# itzDirty Special



## Rich Cronk (Feb 24, 2010)

This is a howler that I started building last night. He wanted a howler like the one I recently built for Prairie Wolf. The horn I had in stock wasn't EXACTLY like Prairiewolf's, but make no mistake, it is a real coyote calling machine. Most men who call coyotes do not understand that coyotes will often approach the howls of a stranger in their territory. This howler is very loud, and sounds very real. The puppy squeals that this howler can produce are also very realistic. Puppy distress sounds are really another prey distress to the ears of coyotes and other predators, so the sound works well all year around. Puppy squeals are a double whammy at this time of the year because the sound triggers protective instinct of dominant Mom and Pop coyote.

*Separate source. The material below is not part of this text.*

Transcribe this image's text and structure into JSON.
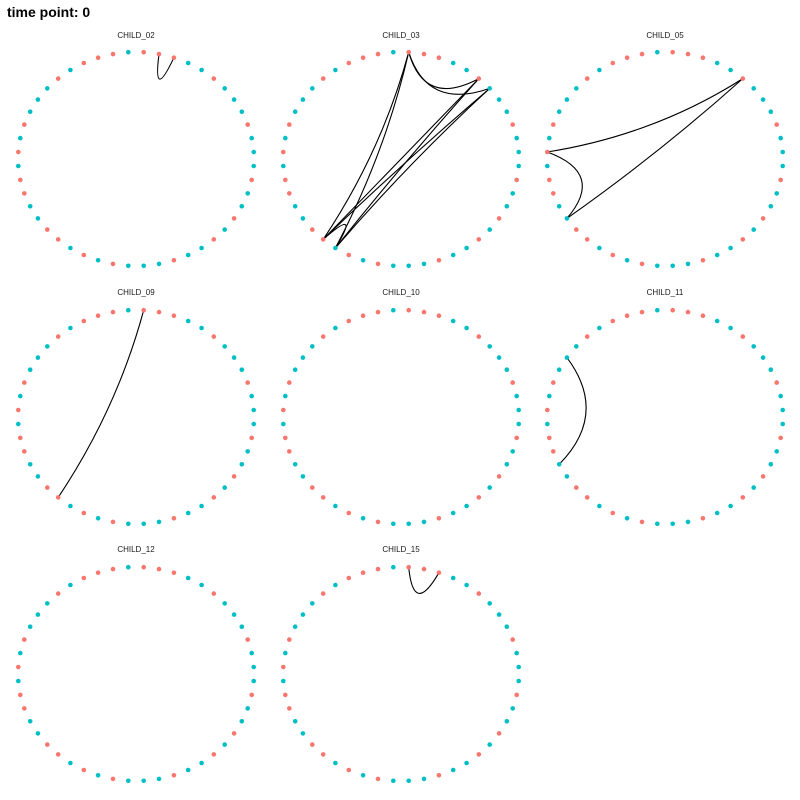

I will record a sound file or two a bit later and post them here.


----------



## youngdon (Mar 10, 2010)

Sweet ! That's another nice piece of work Sir. Beautiful horn too !


----------



## Rich Cronk (Feb 24, 2010)

Here are three recordings that I just now made with the itzDirty Special.


----------



## prairiewolf (Feb 19, 2012)

Very nice Rich, and your right on this is a good time to howl and use pup distress. Keep it simple and you will be surprised. Congrats Rick on your new howler, I pitty the wife and anyone in the household for a little while. LOL


----------



## Rick Howard (Feb 25, 2012)

LOL my wife has gotten use to me. It is my my neighbors that think I am nuts! Thanks Rich. It looks and sounds amazing. I am very excited. October can not get here soon enough!


----------



## 220swift (Mar 2, 2011)

Rich, looks very, very nice and real familar.....


----------



## Ruger (Jan 22, 2011)

Beautiful looking call.


----------



## bones44 (Jan 7, 2011)

Great job sir ! I was just driving my lab crazy with the pup distress sound. Pretty funny.


----------



## hassell (Feb 9, 2010)

Some more fine work.


----------



## Rich Cronk (Feb 24, 2010)

Stonegod said:


> As usual......beautiful work!!!


--------------------------------------------
Stonegod,
I left a little bit of Skoal snuff stain under the reed of itzDiry's call, but don't tell him.


----------



## prairiewolf (Feb 19, 2012)

*Now you got me checking mine! LOL*


----------



## Rick Howard (Feb 25, 2012)

It better be Straight Skoal Rich! Tobacco Flavored tobacco for me please. LOL


----------



## Rick Howard (Feb 25, 2012)

I got my call yesterday! The sound is awesome, the look is great, and the volume is high! Thanks Rich. I can not wait to get out this year. As Ed (prairiewold) said. If you don't have one of Rich's horn howlers..... you are missing out.


----------